At current, our nation is still very much stuck in the quicksand of the 2020 presidential race, with very little attention being give to down-ballot measures and decisions that varied wildly from state to state.
As it stands at the time of this writing, there is still no clear winner in the race for the White House, and there may not be for some time. On Wednesday afternoon, it looked as though Joe Biden was beginning to cut off some of President Trump’s paths to victory, but anything could still happen.
But there were plenty of places in this country where politicians weren’t the only thing on the ballot, and some of the initiatives up for vote were extremely wild.
Oregon made history Tuesday in the movement to reconsider the nation’s war on drugs by becoming the first state to decriminalize small amounts of heroin and other street drugs.
Voters overwhelmingly supported Measure 110, a coup for the New York-based Drug Policy Alliance, the same criminal justice reform group that backed Oregon’s successful marijuana legalization effort in 2014.
The vote was overwhelming, with 59% in favor of the measure.
Peter Zuckerman, campaign manager for Measure 110, called the win “a big step forward.”
“Today is a huge day of celebration but the work is not over and we have a lot more work to do to win a better system for everybody,” he said.

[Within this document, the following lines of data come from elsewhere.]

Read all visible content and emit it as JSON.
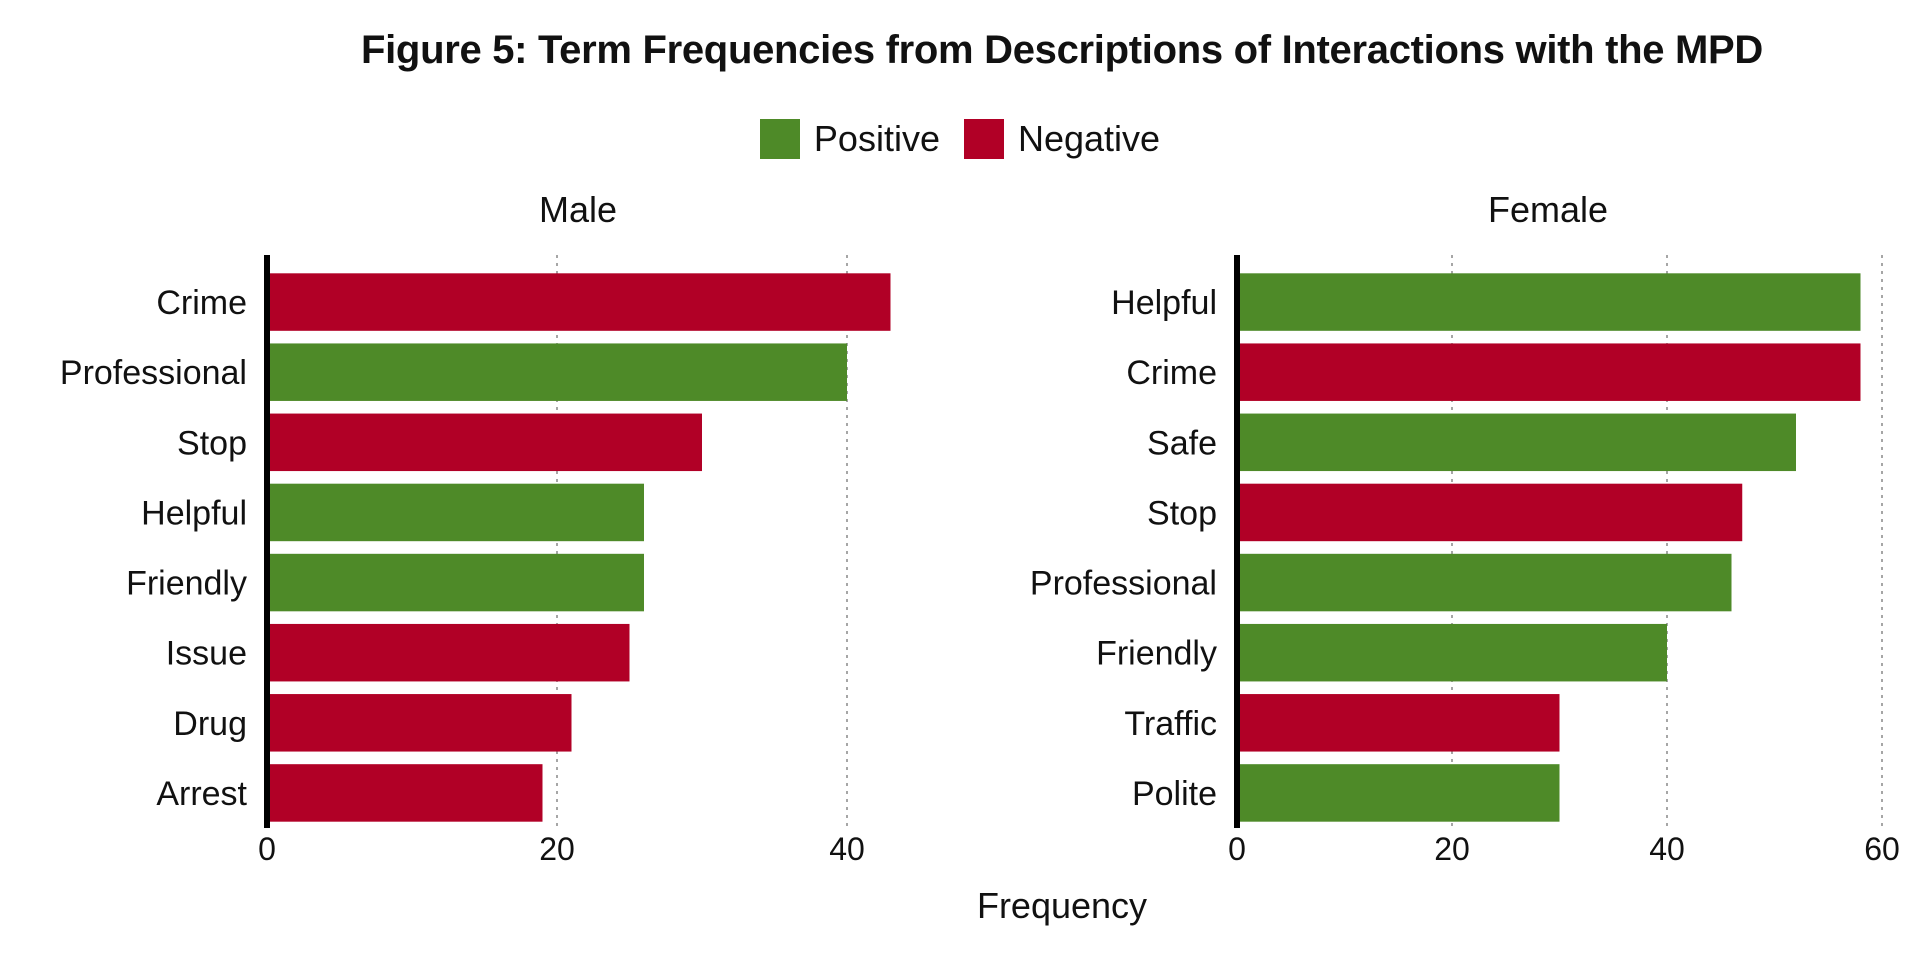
{
  "chart_data": {
    "type": "bar",
    "orientation": "horizontal",
    "title": "Figure 5: Term Frequencies from Descriptions of Interactions with the MPD",
    "xlabel": "Frequency",
    "legend": {
      "placement": "top",
      "items": [
        {
          "key": "positive",
          "label": "Positive",
          "color": "#4e8a28"
        },
        {
          "key": "negative",
          "label": "Negative",
          "color": "#b10026"
        }
      ]
    },
    "grid": "vertical-dotted",
    "panels": [
      {
        "title": "Male",
        "xlim": [
          0,
          48
        ],
        "xticks": [
          0,
          20,
          40
        ],
        "bars": [
          {
            "term": "Crime",
            "value": 43,
            "sentiment": "negative"
          },
          {
            "term": "Professional",
            "value": 40,
            "sentiment": "positive"
          },
          {
            "term": "Stop",
            "value": 30,
            "sentiment": "negative"
          },
          {
            "term": "Helpful",
            "value": 26,
            "sentiment": "positive"
          },
          {
            "term": "Friendly",
            "value": 26,
            "sentiment": "positive"
          },
          {
            "term": "Issue",
            "value": 25,
            "sentiment": "negative"
          },
          {
            "term": "Drug",
            "value": 21,
            "sentiment": "negative"
          },
          {
            "term": "Arrest",
            "value": 19,
            "sentiment": "negative"
          }
        ]
      },
      {
        "title": "Female",
        "xlim": [
          0,
          60
        ],
        "xticks": [
          0,
          20,
          40,
          60
        ],
        "bars": [
          {
            "term": "Helpful",
            "value": 58,
            "sentiment": "positive"
          },
          {
            "term": "Crime",
            "value": 58,
            "sentiment": "negative"
          },
          {
            "term": "Safe",
            "value": 52,
            "sentiment": "positive"
          },
          {
            "term": "Stop",
            "value": 47,
            "sentiment": "negative"
          },
          {
            "term": "Professional",
            "value": 46,
            "sentiment": "positive"
          },
          {
            "term": "Friendly",
            "value": 40,
            "sentiment": "positive"
          },
          {
            "term": "Traffic",
            "value": 30,
            "sentiment": "negative"
          },
          {
            "term": "Polite",
            "value": 30,
            "sentiment": "positive"
          }
        ]
      }
    ]
  }
}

The new law would drastically alter the way police interact with drug offenders.
It reduces misdemeanor drug possession to a non–criminal violation on par with a traffic offense. People with small amounts of drugs including heroin, cocaine, methamphetamine, ecstasy, LSD, psilocybin, methadone and oxycodone will get a ticket and face a $100 fine or have the option of being screened for a substance abuse disorder.
Those fines would become part of a broader fiscal initiative to fund treatment centers and housing for this affected by addiction.